Judge Martin Glenn of the U.S. Bankruptcy Court in New York said Thursday the oil company can borrow $1 million under the $5 million pact pending a final hearing on the financing deal. A group led by second-lien lender Credit Suisse is providing the $5 million loan, while Stonehenge Partners' SOF Investments LP is providing the $1 million interim amount.
The judge's approval comes over the objections of the U.S. trustee monitoring the bankruptcy case and a group of bondholders, who had objected to what they called the "wildly inappropriate" terms of the loan.
The bondholders, owed some $50 million, also want Glenn to dismiss the Cayman Island-registered oil company's Chapter 11 case.
The offshore-registered Monitor has its headquarters in London and its oil drilling business is focused in the North Sea. The company has no operations in the United States, according to the bondholders.
Monitor filed for Chapter 11 protection last month in New York, under pressure from its secured lenders, according to the bondholders. The U.S. filing effectively put the brakes on an involuntary bankruptcy filed against Monitor in the Cayman Islands and a separate bankruptcy proceeding in Scotland involving a valuable Monitor subsidiary.
The Scottish case involves a company called Monitor Producer 1 Ltd., which is trying to restructure under court administration in Edinburgh. The company was formed to build a power-generation buoy, a device that drives submersible pumps to increase production from marginal North Sea oil fields.
Monitor Producer 1, which is not part of the Chapter 11 case, owes its parent about $53.8 million, according to the bondholders.
Monitor Oil filed for bankruptcy after its Single Lift 1 Ltd. unit failed to win a multimillion-dollar contract to decommission Conoco Phillips' Ekofisk oil field platforms located in the North Sea off the coast of Norway.

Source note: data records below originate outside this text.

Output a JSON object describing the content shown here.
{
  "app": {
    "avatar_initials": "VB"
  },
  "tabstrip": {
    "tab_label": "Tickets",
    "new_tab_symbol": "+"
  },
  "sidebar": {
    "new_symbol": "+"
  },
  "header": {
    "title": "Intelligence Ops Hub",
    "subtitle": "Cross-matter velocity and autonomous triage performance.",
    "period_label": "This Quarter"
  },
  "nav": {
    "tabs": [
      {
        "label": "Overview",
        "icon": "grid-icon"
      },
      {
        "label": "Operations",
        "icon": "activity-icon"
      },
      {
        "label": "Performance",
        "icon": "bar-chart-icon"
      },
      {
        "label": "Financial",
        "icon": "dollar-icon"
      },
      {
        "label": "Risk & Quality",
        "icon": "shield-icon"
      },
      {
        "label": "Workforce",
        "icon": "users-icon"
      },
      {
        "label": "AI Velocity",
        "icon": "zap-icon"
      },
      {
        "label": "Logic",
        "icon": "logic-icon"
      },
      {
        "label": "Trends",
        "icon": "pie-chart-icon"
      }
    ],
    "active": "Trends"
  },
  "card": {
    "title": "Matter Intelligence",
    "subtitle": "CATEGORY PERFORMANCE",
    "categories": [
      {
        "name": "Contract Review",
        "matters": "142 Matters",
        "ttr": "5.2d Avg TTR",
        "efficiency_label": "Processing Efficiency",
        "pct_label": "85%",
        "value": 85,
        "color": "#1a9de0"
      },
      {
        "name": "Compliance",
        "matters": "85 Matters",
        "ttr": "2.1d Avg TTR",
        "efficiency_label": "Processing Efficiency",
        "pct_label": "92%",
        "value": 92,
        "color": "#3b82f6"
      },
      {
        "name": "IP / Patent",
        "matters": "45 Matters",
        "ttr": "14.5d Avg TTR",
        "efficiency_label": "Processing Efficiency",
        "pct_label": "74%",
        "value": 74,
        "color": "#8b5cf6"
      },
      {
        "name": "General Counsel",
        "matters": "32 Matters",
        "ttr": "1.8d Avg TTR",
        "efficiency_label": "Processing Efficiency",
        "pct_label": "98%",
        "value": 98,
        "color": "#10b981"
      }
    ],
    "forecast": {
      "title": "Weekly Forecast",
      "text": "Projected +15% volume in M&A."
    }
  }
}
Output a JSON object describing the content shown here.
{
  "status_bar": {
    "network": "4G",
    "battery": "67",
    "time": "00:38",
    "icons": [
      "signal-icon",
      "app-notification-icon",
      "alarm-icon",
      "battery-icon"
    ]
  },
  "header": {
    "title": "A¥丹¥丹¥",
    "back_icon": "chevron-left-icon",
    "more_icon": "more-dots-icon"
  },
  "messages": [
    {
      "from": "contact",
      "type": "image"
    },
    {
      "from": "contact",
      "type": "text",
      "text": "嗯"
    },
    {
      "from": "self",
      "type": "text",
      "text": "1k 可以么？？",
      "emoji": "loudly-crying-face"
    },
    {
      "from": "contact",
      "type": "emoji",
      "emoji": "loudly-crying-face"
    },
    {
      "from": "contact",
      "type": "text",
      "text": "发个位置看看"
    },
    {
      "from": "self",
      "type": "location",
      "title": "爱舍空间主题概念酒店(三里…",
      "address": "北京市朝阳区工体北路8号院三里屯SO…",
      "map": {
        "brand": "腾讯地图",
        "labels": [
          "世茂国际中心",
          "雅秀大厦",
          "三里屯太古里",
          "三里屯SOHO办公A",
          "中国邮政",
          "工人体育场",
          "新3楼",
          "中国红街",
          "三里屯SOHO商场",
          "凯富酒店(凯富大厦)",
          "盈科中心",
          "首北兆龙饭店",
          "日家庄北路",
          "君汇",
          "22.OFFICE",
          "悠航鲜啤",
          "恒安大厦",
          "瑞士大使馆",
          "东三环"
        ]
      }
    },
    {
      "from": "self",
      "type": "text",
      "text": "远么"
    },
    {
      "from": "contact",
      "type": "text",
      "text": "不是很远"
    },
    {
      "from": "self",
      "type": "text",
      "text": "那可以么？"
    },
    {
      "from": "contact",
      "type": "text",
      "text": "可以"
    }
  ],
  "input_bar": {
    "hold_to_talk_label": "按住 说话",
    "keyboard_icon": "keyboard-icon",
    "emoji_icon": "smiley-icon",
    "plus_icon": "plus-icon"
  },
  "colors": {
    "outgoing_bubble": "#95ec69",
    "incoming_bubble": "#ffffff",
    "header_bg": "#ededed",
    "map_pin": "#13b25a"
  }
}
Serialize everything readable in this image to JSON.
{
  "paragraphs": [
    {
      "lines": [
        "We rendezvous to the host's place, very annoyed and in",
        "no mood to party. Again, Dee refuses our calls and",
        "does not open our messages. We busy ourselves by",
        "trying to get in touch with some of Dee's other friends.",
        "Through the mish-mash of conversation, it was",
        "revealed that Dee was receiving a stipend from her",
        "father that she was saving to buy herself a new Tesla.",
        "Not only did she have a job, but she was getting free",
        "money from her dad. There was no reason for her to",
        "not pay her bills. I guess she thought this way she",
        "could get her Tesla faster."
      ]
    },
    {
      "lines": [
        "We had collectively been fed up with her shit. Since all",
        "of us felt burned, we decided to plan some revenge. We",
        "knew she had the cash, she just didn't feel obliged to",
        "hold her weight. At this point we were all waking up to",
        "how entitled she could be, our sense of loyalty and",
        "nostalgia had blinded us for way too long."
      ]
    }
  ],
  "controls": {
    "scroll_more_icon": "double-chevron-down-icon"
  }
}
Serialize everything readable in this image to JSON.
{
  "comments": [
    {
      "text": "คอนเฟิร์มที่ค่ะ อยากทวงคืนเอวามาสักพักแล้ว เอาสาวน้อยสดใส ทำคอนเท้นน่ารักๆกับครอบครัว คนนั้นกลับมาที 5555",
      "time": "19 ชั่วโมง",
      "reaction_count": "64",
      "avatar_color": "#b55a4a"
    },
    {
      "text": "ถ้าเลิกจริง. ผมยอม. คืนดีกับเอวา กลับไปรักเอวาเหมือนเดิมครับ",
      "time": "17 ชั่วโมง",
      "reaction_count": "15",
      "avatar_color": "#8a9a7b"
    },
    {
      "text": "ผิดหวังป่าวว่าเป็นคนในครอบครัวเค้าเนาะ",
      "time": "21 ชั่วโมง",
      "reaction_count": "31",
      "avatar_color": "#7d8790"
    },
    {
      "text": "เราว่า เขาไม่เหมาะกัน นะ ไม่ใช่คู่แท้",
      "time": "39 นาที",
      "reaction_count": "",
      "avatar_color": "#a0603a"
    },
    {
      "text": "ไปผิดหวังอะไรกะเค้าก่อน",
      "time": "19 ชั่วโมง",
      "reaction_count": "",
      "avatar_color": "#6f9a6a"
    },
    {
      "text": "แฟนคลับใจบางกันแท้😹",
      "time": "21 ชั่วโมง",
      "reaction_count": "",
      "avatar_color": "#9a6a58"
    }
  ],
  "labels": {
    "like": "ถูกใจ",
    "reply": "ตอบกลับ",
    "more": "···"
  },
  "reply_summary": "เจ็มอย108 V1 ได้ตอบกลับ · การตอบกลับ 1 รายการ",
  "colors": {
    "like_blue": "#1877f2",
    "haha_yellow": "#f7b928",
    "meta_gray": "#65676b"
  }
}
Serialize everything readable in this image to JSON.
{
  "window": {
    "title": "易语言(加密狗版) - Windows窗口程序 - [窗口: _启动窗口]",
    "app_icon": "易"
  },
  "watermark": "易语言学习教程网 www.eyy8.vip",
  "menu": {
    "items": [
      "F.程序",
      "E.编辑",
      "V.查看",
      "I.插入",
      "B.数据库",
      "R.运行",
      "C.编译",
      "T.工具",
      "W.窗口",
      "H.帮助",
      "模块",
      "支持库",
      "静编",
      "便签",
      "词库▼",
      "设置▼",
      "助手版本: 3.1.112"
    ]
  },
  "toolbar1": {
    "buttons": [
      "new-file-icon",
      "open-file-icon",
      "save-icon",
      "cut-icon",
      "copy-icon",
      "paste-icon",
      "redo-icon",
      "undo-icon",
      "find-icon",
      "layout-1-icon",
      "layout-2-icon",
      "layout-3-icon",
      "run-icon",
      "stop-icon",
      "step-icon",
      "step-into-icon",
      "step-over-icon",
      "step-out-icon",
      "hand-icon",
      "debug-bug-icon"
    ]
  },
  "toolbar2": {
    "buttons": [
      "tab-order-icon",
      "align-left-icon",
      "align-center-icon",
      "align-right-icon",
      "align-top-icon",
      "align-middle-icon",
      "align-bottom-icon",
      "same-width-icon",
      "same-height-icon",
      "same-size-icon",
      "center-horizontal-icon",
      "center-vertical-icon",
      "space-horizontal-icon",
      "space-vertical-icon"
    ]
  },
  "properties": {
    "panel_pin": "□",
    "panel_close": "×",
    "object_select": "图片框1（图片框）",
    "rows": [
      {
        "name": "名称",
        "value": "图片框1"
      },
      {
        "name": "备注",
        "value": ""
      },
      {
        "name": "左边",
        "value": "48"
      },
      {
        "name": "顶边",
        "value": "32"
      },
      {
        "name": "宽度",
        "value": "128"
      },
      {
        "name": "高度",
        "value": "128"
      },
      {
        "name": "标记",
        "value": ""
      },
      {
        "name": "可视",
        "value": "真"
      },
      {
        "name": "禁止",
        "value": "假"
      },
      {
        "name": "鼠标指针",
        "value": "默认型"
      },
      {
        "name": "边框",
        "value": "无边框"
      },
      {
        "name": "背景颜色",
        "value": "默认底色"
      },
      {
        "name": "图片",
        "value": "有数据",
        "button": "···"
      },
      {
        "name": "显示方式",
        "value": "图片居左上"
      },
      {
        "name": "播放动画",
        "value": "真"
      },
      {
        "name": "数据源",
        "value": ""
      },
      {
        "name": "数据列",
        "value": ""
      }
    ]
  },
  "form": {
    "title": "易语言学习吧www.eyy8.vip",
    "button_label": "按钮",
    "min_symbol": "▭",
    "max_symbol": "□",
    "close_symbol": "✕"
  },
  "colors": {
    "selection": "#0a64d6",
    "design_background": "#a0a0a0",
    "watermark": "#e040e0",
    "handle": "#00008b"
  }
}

Without the money from the Conoco Phillips contract, Monitor could not obtain enough cash to fund its other businesses.
The bondholders want the court-appointed administrators - British insolvency practitioners from Ernst & Young - of the power buoy project to oversee the parent company's bankruptcy case in Britain or the Cayman Islands. They argue it will be cheaper and more efficient to combine the Monitor's Chapter 11 case with the Scottish insolvency case.
Glenn, the U.S. bankruptcy judge, scheduled a hearing for Dec. 18 to consider whether Monitor can tap the remaining funds under its debtor-in-possession loan. He will also consider the bondholders' bid to dismiss the Chapter 11 case
Monitor Oil along with subsidiaries Monitor US FinCo. and Single Lift filed Nov. 21 for Chapter 11 bankruptcy protection in Manhattan owing its secured lenders some $202 million.